Comment lisez-vous la situation palestinienne en Syrie ? Quelle est votre position envers ce qui s’y passe ?
En tant que palestiniens, nous nous écartons de toute intervention dans les affaires internes de tout Etat arabe et ceci s’applique à la Syrie et à d’autres.
Ce qui se passe en Syrie est malheureusement triste et dangereux à la fois, et cela peut avoir de graves et immenses répercussions sur l’avenir de la Syrie et de la région. Nous souhaitons que le peuple syrien, dans toutes ses composantes, puisse trouver une solution pacifique syrienne qui évite les bains de sang, qui protège l’unité de la Syrie et réalise les ambitions de son peuple, et se dirige vers une situation meilleure qui corresponde à la Syrie et à sa place et son rôle dans la nation.
Quelles sont les répercussions de la division sur la cause palestinienne et sur al-Quds qui est en cours de judaïsation et sur la mosquée bénie d’al-Aqsa qui subit quotidiennement des attaques et des incursions et qui est menacée par les appels à sa destruction et à la construction du prétendu temple ? Quel est votre rôle et quelle est votre vision ?
Il est très regrettable que nous, les Palestiniens, avions perdu des années, au cours desquelles nous étions occupés par nous-mêmes, alors « qu’Israël » modifie les traits de la terre, de l’histoire et de la géographie, et de la démographie, à chaque instant, pour en finir avec la cause palestinienne et tirer les rideaux sur toute chose concernant la Palestine, et même pour nous couper la route dans l’avenir.
Quant à l’Autorité, aucune attitude négative de sa part envers al-Quds ne m’étonne, car elle a été conçue comme projet pour liquider l’essence de la cause, et al-Quds est au cœur de cette essence. Ce qui se passe dans al-Qods est un massacre réel de l’histoire, de la géographie, de ce qui est sacré dans notre vie, et cela n’atteint pas seulement les Palestiniens, mais tout arabe et tout musulman. Mais où sont les Arabes et les musulmans quant à ce massacre ?

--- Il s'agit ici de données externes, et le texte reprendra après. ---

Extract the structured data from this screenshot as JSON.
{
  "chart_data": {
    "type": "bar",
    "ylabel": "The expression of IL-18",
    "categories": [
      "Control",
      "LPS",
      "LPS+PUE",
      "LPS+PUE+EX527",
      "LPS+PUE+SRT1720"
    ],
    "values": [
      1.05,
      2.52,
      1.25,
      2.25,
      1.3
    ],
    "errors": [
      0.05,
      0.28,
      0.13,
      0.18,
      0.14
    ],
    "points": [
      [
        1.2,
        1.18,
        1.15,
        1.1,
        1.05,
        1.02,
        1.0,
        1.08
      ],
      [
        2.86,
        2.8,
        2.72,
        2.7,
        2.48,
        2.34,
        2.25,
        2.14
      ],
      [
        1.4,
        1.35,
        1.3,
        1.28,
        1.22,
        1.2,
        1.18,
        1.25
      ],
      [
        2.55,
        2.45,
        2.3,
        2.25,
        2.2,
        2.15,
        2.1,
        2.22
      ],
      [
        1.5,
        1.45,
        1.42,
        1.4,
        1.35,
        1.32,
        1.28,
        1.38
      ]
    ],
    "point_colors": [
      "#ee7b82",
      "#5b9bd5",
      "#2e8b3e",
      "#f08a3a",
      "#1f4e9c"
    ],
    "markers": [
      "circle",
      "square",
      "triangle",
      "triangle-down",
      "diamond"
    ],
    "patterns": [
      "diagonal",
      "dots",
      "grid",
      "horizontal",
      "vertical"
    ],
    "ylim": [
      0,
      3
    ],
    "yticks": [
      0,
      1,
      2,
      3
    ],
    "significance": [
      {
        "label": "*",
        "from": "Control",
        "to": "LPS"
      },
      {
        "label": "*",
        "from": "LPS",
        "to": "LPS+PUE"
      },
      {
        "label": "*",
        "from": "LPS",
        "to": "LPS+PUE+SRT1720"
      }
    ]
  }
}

J’espère que nous ne resterons pas trop longtemps préoccupés par nous-mêmes, et s’il y a vraiment quelque chose que nous pouvons appeler « le printemps arabe », nous espérons que le « printemps » palestinien ne tarde pas. Il n’est pas possible que les peuples se réveillent pendant que s’endorme le peuple palestinien, alors que la profondeur de nos blessures et de notre tragédie nous interpelle et dit : le printemps palestinien est inévitable.

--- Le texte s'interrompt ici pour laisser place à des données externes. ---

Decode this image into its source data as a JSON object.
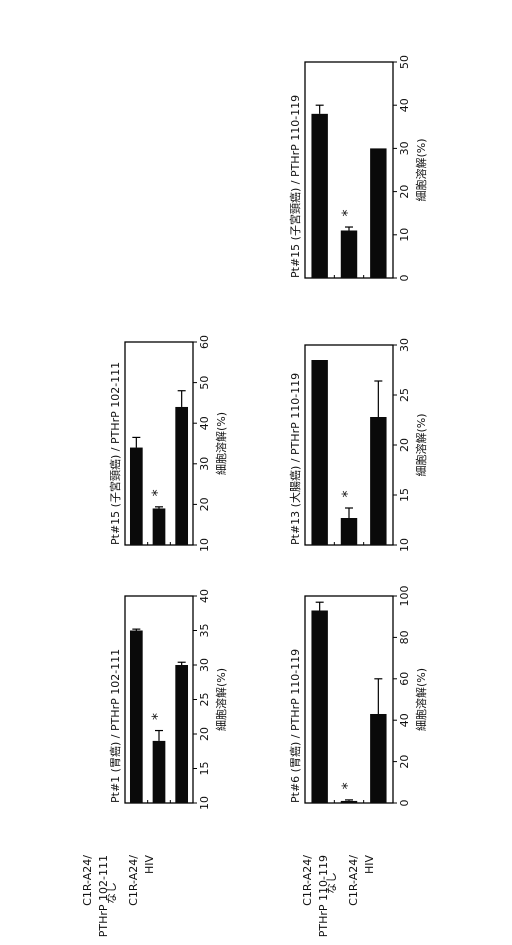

Que pensez-vous du ferme combat du dirigeant dans le mouvement du Jihad, Khodr Adnan, et de sa grève de la faim pendant 65 jours ?

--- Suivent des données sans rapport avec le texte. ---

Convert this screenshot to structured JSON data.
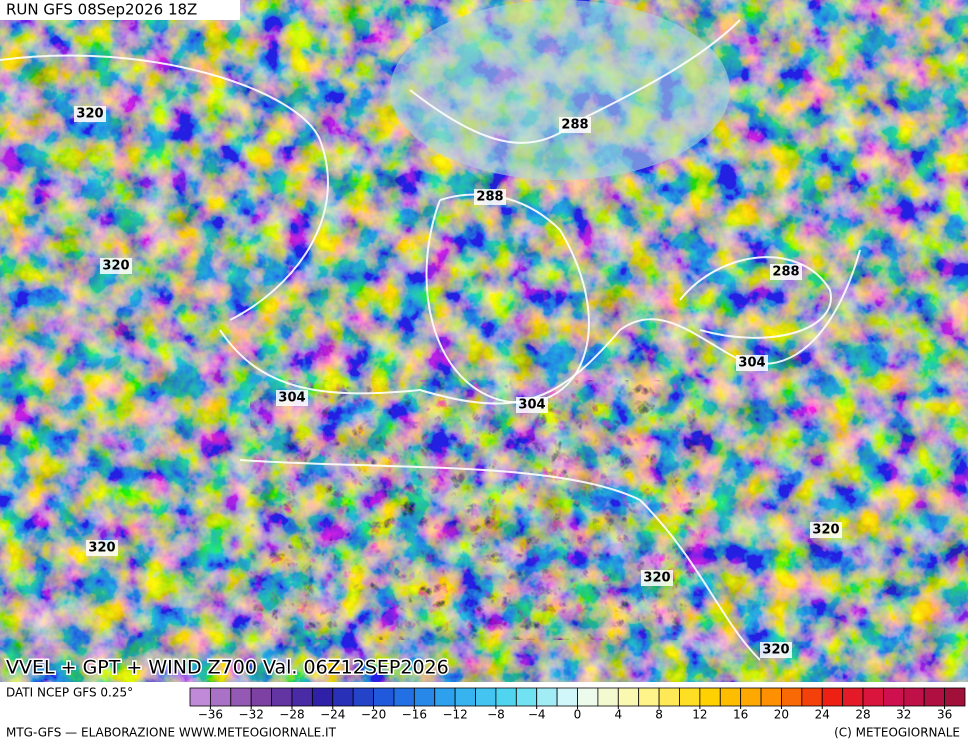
{
  "header": {
    "run": "RUN GFS 08Sep2026 18Z",
    "title": "VVEL + GPT + WIND Z700 Val. 06Z12SEP2026"
  },
  "contours": [
    "320",
    "320",
    "320",
    "288",
    "288",
    "288",
    "304",
    "304",
    "304",
    "320",
    "320",
    "320"
  ],
  "colorbar": {
    "source": "DATI NCEP GFS 0.25°",
    "range": [
      -38,
      38
    ],
    "step": 2,
    "ticks": [
      -36,
      -32,
      -28,
      -24,
      -20,
      -16,
      -12,
      -8,
      -4,
      0,
      4,
      8,
      12,
      16,
      20,
      24,
      28,
      32,
      36
    ],
    "tick_labels": [
      "−36",
      "−32",
      "−28",
      "−24",
      "−20",
      "−16",
      "−12",
      "−8",
      "−4",
      "0",
      "4",
      "8",
      "12",
      "16",
      "20",
      "24",
      "28",
      "32",
      "36"
    ],
    "colors": [
      "#c08ad8",
      "#7a3fa0",
      "#2a1fa8",
      "#1f5ee0",
      "#2fa8f0",
      "#55dcf0",
      "#eafcfc",
      "#fff8a0",
      "#ffd800",
      "#ff9a00",
      "#f02010",
      "#d01050",
      "#a0103a"
    ]
  },
  "footer": {
    "left": "MTG-GFS — ELABORAZIONE WWW.METEOGIORNALE.IT",
    "right": "(C) METEOGIORNALE"
  }
}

La grève de la faim du sheikh Khodr Adnan et sa victoire ont constitué une plus-value qualitative dans l’histoire de la lutte palestinienne. Et l’attitude de notre peuple, toutes catégories et forces, qui ont soutenu sa cause, notamment notre peuple et nos frères dans l’intérieur palestinien, les terres occupées en 48, tout cela a démontré que le sang palestinien ne peut « se transformer en eau » comme on dit, nous sommes toujours capables de nous unir et de remporter des victoires.